Neil Mawston, Executive Director at Strategy Analytics, added, “Samsung shipped 79.0 million smartphones worldwide in Q1 2016, dipping 4 percent annually from 82.7 million units in Q1 2015. Samsung maintained first position with 24 percent share for the quarter, broadly around the same level as a year ago. Samsung’s new Galaxy S7 flagship and its popular J series models are helping to hold steady its smartphone leadership. Apple fell 16 percent annually and shipped a disappointing 51.2 million smartphones worldwide in Q1 2016. Apple’s global smartphone marketshare has softened from 18 percent to 15 percent in the past year. Apple is facing iPhone fatigue and pressure is mounting for Apple to innovate a new wow design beyond its standard rectangle formfactor.”

Woody Oh, Director at Strategy Analytics, added, “Huawei maintained third position with 8 percent global smartphone marketshare in Q1 2016, up from 5 percent a year ago. Huawei grew 64 percent annually to ship an impressive 28.3 million smartphones worldwide in the quarter. Huawei is closing the gap on Apple, but Huawei itself is now being chased hard by ambitious rivals like OPPO and Vivo.”
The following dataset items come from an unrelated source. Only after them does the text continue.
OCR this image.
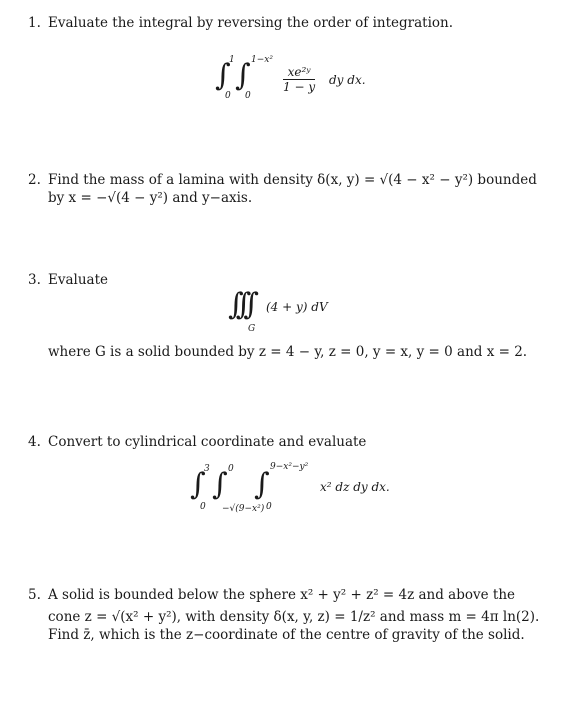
1. Evaluate the integral by reversing the order of integration.
∫
1
0
∫ 1−x²
0
xe²ʸ
1 − y dy dx.
2. Find the mass of a lamina with density δ(x, y) = √(4 − x² − y²) bounded
by x = −√(4 − y²) and y−axis.
3. Evaluate
∫∫∫ (4 + y) dV
G
where G is a solid bounded by z = 4 − y, z = 0, y = x, y = 0 and x = 2.
4. Convert to cylindrical coordinate and evaluate
∫
3
0
∫ 0
−√(9−x²)
∫ 9−x²−y²
0
x² dz dy dx.
5. A solid is bounded below the sphere x² + y² + z² = 4z and above the
cone z = √(x² + y²), with density δ(x, y, z) = 1/z² and mass m = 4π ln(2).
Find z̄, which is the z−coordinate of the centre of gravity of the solid.
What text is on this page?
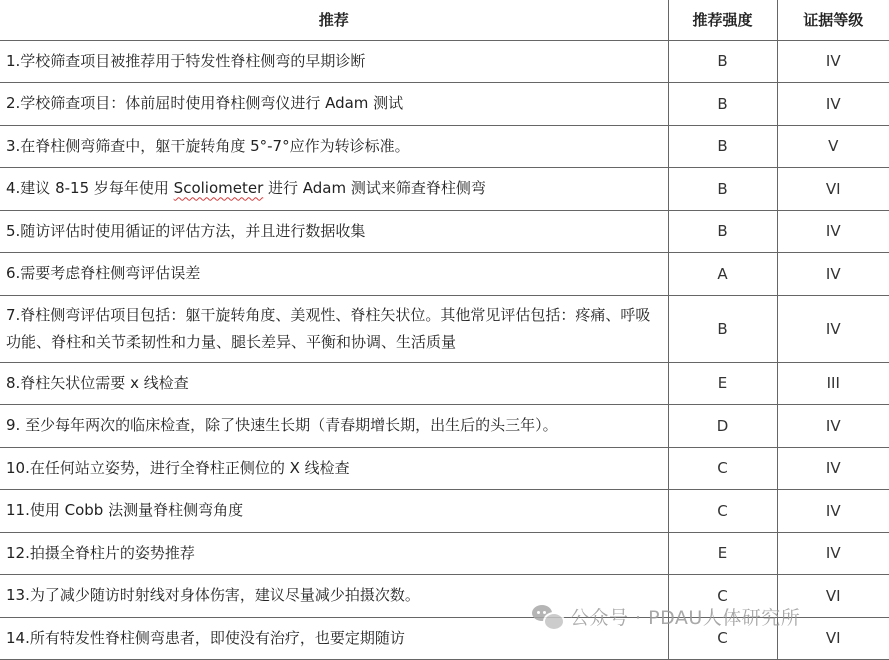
推荐	推荐强度	证据等级
1.学校筛查项目被推荐用于特发性脊柱侧弯的早期诊断	B	IV
2.学校筛查项目：体前屈时使用脊柱侧弯仪进行 Adam 测试	B	IV
3.在脊柱侧弯筛查中，躯干旋转角度 5°-7°应作为转诊标准。	B	V
4.建议 8-15 岁每年使用 Scoliometer 进行 Adam 测试来筛查脊柱侧弯	B	VI
5.随访评估时使用循证的评估方法，并且进行数据收集	B	IV
6.需要考虑脊柱侧弯评估误差	A	IV
7.脊柱侧弯评估项目包括：躯干旋转角度、美观性、脊柱矢状位。其他常见评估包括：疼痛、呼吸功能、脊柱和关节柔韧性和力量、腿长差异、平衡和协调、生活质量	B	IV
8.脊柱矢状位需要 x 线检查	E	III
9. 至少每年两次的临床检查，除了快速生长期（青春期增长期，出生后的头三年）。	D	IV
10.在任何站立姿势，进行全脊柱正侧位的 X 线检查	C	IV
11.使用 Cobb 法测量脊柱侧弯角度	C	IV
12.拍摄全脊柱片的姿势推荐	E	IV
13.为了减少随访时射线对身体伤害，建议尽量减少拍摄次数。	C	VI
14.所有特发性脊柱侧弯患者，即使没有治疗，也要定期随访	C	VI
公众号 · PDAU人体研究所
Linda Sui, Director at Strategy Analytics, added, “OPPO shipped 15.5 million smartphones and soared to fourth position with 5 percent global smartphone marketshare in Q1 2016. OPPO has been well known in the smartphone industry for several years, but it is finally breaking into the wider public consciousness with its popular range of 4G models like the R9 across Asia and elsewhere.

Xiaomi maintained fifth place with 4 percent global smartphone marketshare in Q1 2016. Xiaomi remains under pressure from OPPO, Vivo and others across Asia, while it is still very weak in North America and Western Europe and the vendor will need to target these regions more aggressively if it wants to catch Huawei and others in the future.”